OMRF physician-scientists treat more than 6,000 patients suffering from lupus, rheumatoid arthritis, multiple sclerosis and other autoimmune diseases at clinics here and conduct more than 40 clinical trials.

Led by principal investigator Judith James, M.D., Ph.D., and her team, OMRF is one of only 10 Autoimmunity Centers of Excellence (ACE) sites nationwide, including the University of Chicago, Harvard and Stanford. One of James’ most passionate recruits, Dr. Eliza Chakravarty, moved to OKC from Stanford.

OMRF Physician-scientists, lupus-focused: Dr. Judith James, M.D., Ph.D., and Dr. Eliza Chakravarty, M.D.

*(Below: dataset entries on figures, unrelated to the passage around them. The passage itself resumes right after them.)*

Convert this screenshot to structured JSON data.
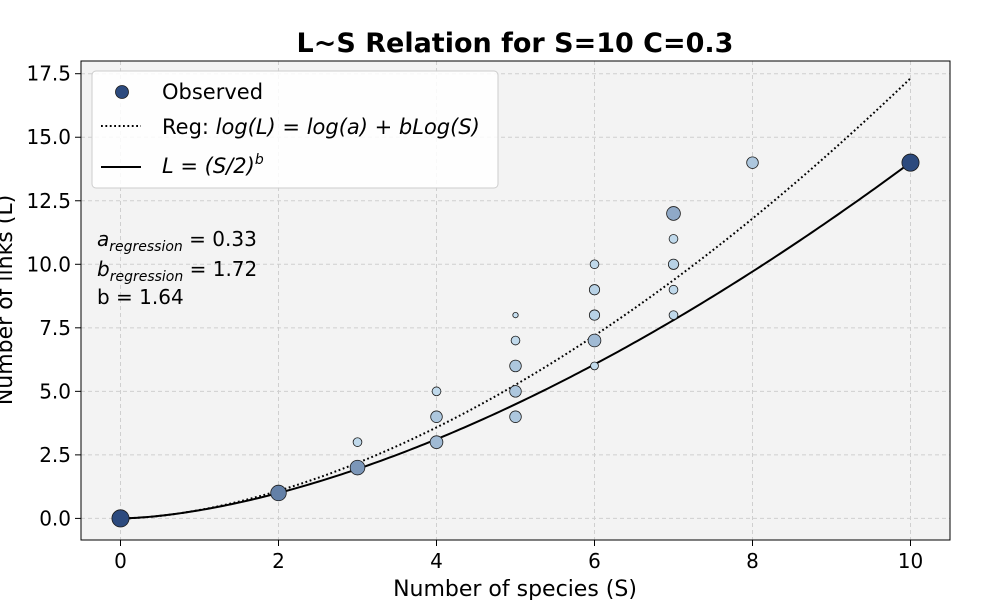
{
  "chart_data": {
    "type": "scatter",
    "title": "L~S Relation for S=10 C=0.3",
    "xlabel": "Number of species (S)",
    "ylabel": "Number of links (L)",
    "xlim": [
      -0.5,
      10.5
    ],
    "ylim": [
      -0.85,
      18.0
    ],
    "xticks": [
      0,
      2,
      4,
      6,
      8,
      10
    ],
    "yticks": [
      0.0,
      2.5,
      5.0,
      7.5,
      10.0,
      12.5,
      15.0,
      17.5
    ],
    "xtick_labels": [
      "0",
      "2",
      "4",
      "6",
      "8",
      "10"
    ],
    "ytick_labels": [
      "0.0",
      "2.5",
      "5.0",
      "7.5",
      "10.0",
      "12.5",
      "15.0",
      "17.5"
    ],
    "grid": true,
    "legend_position": "top-left",
    "legend": {
      "observed": "Observed",
      "regression_prefix": "Reg: ",
      "regression_formula": "log(L) = log(a) + bLog(S)",
      "power_formula": "L = (S/2)",
      "power_exp": "b"
    },
    "annotations": {
      "a_sub": "regression",
      "a_value": " = 0.33",
      "b_sub": "regression",
      "b_value": " = 1.72",
      "b_power": "b = 1.64"
    },
    "series": [
      {
        "name": "Observed",
        "type": "scatter",
        "points": [
          {
            "x": 0,
            "y": 0,
            "n": 10
          },
          {
            "x": 2,
            "y": 1,
            "n": 8
          },
          {
            "x": 3,
            "y": 2,
            "n": 7
          },
          {
            "x": 3,
            "y": 3,
            "n": 2
          },
          {
            "x": 4,
            "y": 3,
            "n": 5
          },
          {
            "x": 4,
            "y": 4,
            "n": 4
          },
          {
            "x": 4,
            "y": 5,
            "n": 2
          },
          {
            "x": 5,
            "y": 4,
            "n": 4
          },
          {
            "x": 5,
            "y": 5,
            "n": 4
          },
          {
            "x": 5,
            "y": 6,
            "n": 4
          },
          {
            "x": 5,
            "y": 7,
            "n": 2
          },
          {
            "x": 5,
            "y": 8,
            "n": 0.5
          },
          {
            "x": 6,
            "y": 6,
            "n": 1.5
          },
          {
            "x": 6,
            "y": 7,
            "n": 5
          },
          {
            "x": 6,
            "y": 8,
            "n": 3
          },
          {
            "x": 6,
            "y": 9,
            "n": 3
          },
          {
            "x": 6,
            "y": 10,
            "n": 2
          },
          {
            "x": 7,
            "y": 8,
            "n": 2
          },
          {
            "x": 7,
            "y": 9,
            "n": 2
          },
          {
            "x": 7,
            "y": 10,
            "n": 3
          },
          {
            "x": 7,
            "y": 11,
            "n": 2
          },
          {
            "x": 7,
            "y": 12,
            "n": 6
          },
          {
            "x": 8,
            "y": 14,
            "n": 4
          },
          {
            "x": 10,
            "y": 14,
            "n": 10
          }
        ]
      },
      {
        "name": "Reg: log(L) = log(a) + bLog(S)",
        "type": "line",
        "style": "dotted",
        "a": 0.33,
        "b": 1.72
      },
      {
        "name": "L = (S/2)^b",
        "type": "line",
        "style": "solid",
        "b": 1.64
      }
    ],
    "colors": {
      "background": "#f3f3f3",
      "grid": "#cfcfcf",
      "marker_dark": "#2c4a7e",
      "marker_light": "#c6dff0",
      "marker_edge": "#1a1a1a"
    }
  }
}
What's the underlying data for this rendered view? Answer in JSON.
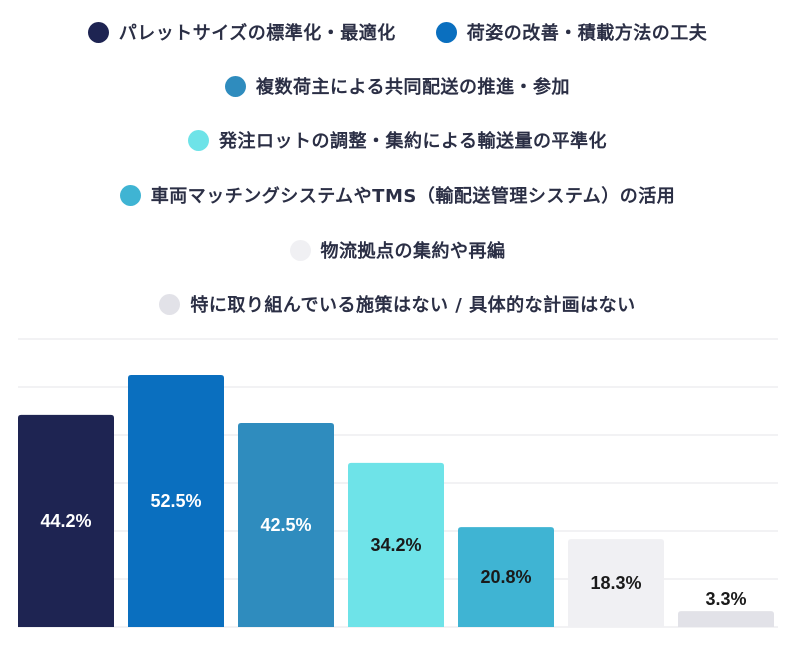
{
  "chart_data": {
    "type": "bar",
    "categories": [
      "パレットサイズの標準化・最適化",
      "荷姿の改善・積載方法の工夫",
      "複数荷主による共同配送の推進・参加",
      "発注ロットの調整・集約による輸送量の平準化",
      "車両マッチングシステムやTMS（輸配送管理システム）の活用",
      "物流拠点の集約や再編",
      "特に取り組んでいる施策はない / 具体的な計画はない"
    ],
    "values": [
      44.2,
      52.5,
      42.5,
      34.2,
      20.8,
      18.3,
      3.3
    ],
    "value_labels": [
      "44.2%",
      "52.5%",
      "42.5%",
      "34.2%",
      "20.8%",
      "18.3%",
      "3.3%"
    ],
    "colors": [
      "#1e2452",
      "#0a6fbf",
      "#2f8cbe",
      "#6ee3e8",
      "#3fb4d3",
      "#f0f0f3",
      "#e2e2e8"
    ],
    "label_colors": [
      "#ffffff",
      "#ffffff",
      "#ffffff",
      "#1a1a1a",
      "#1a1a1a",
      "#1a1a1a",
      "#1a1a1a"
    ],
    "label_position": [
      "inside",
      "inside",
      "inside",
      "inside",
      "inside",
      "inside",
      "above"
    ],
    "ylim": [
      0,
      60
    ],
    "grid": true,
    "legend_position": "top"
  }
}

Momentum rose when OMRF research identified antibodies that appear in the blood years before the clinical onset of lupus – a chronic autoimmune disease that affects some two million Americans.

Based on those findings, OMRF won a $7 million NIH grant to build a vast biorepository “deep freeze” and attendant clinical facilities.

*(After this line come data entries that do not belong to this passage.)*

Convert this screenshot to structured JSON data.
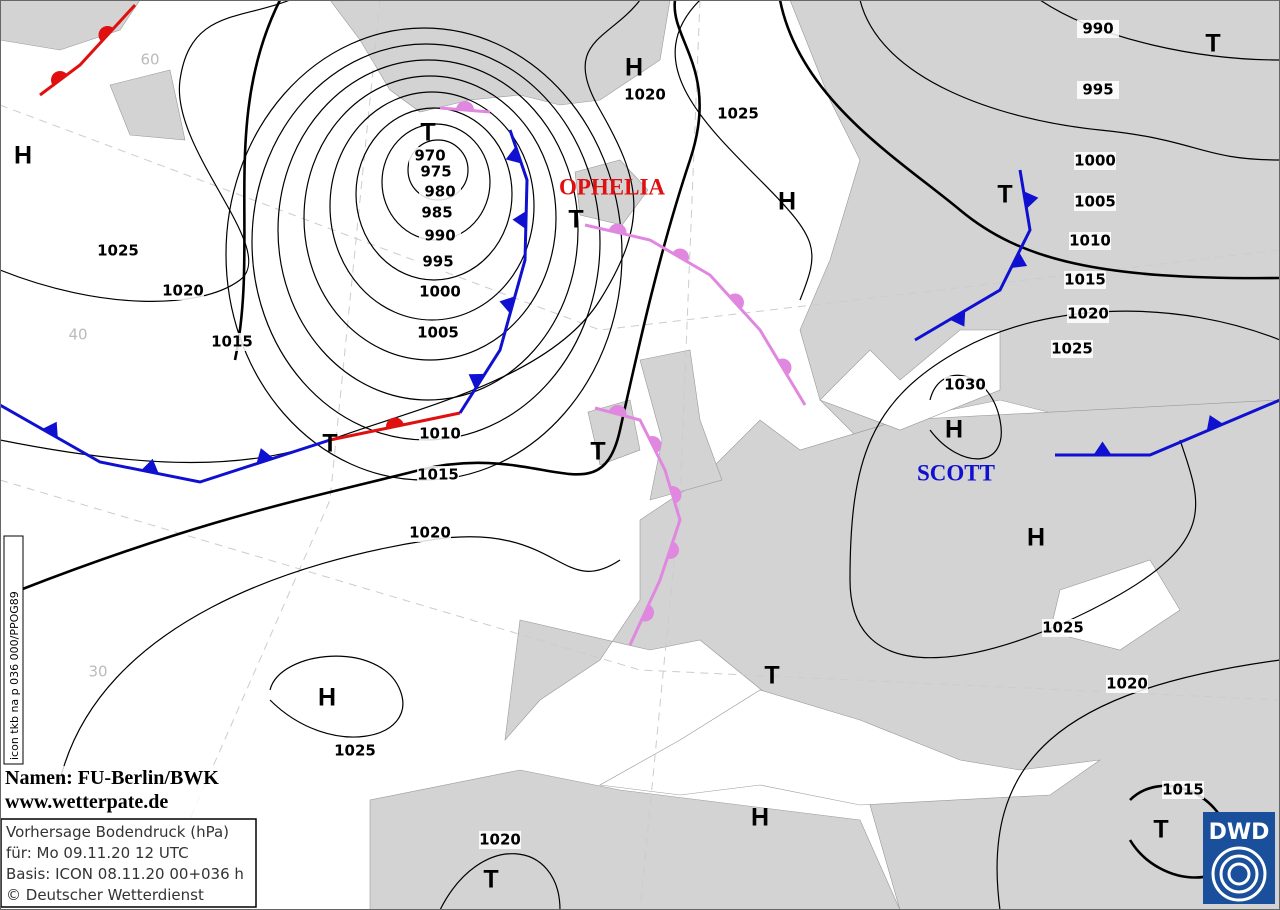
{
  "isobar_labels": [
    990,
    995,
    1000,
    1005,
    1010,
    1015,
    1020,
    1025,
    1030,
    1025,
    1020,
    1015,
    1020,
    1025,
    970,
    975,
    980,
    985,
    990,
    995,
    1000,
    1005,
    1010,
    1015,
    1020,
    1025,
    1020,
    1015,
    1025,
    1020
  ],
  "pressure_centers": [
    "H",
    "T",
    "H",
    "H",
    "T",
    "T",
    "T",
    "T",
    "T",
    "H",
    "H",
    "T",
    "H",
    "H",
    "T",
    "T"
  ],
  "system_names": [
    "OPHELIA",
    "SCOTT"
  ],
  "grid_labels": [
    "60",
    "40",
    "30"
  ],
  "credits": [
    "Namen: FU-Berlin/BWK",
    "www.wetterpate.de"
  ],
  "info_box": [
    "Vorhersage Bodendruck (hPa)",
    "für:  Mo 09.11.20  12 UTC",
    "Basis: ICON  08.11.20 00+036 h",
    "© Deutscher Wetterdienst"
  ],
  "product_code": "icon tkb na p 036 000/PPOG89",
  "logo": "DWD"
}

This is an invaluable resource not only to scientists in Oklahoma but to researchers everywhere.

–OMRF President Stephen Prescott

Top Scientific Talent in OKC

Dr. Bob Axtell, Ph.D.

OMRF has been a magnet for some of the top researchers in America, like Bob Axtell, Ph.D., who joined OMRF from Stanford University in 2013. He works closely with physicians at OMRF’s Multiple Sclerosis Center of Excellence to understand why MS behaves differently from other autoimmune diseases. By combining their strengths in clinical medicine and basic research, Axtell hopes to identify and develop prognostic tests that will bring personalized clinical care for patients with MS.

Gabriel Pardo, M.D.

In 2015, Axtell and OMRF physician Gabriel Pardo, M.D., published their first collaborative paper in the Journal of Immunology. It provided a landmark moment in translational medicine for a pair of scientists at OMRF.

We’re learning more about how MS begins and progresses. Working together, we can push the science forward more quickly, and MS patients will reap the rewards.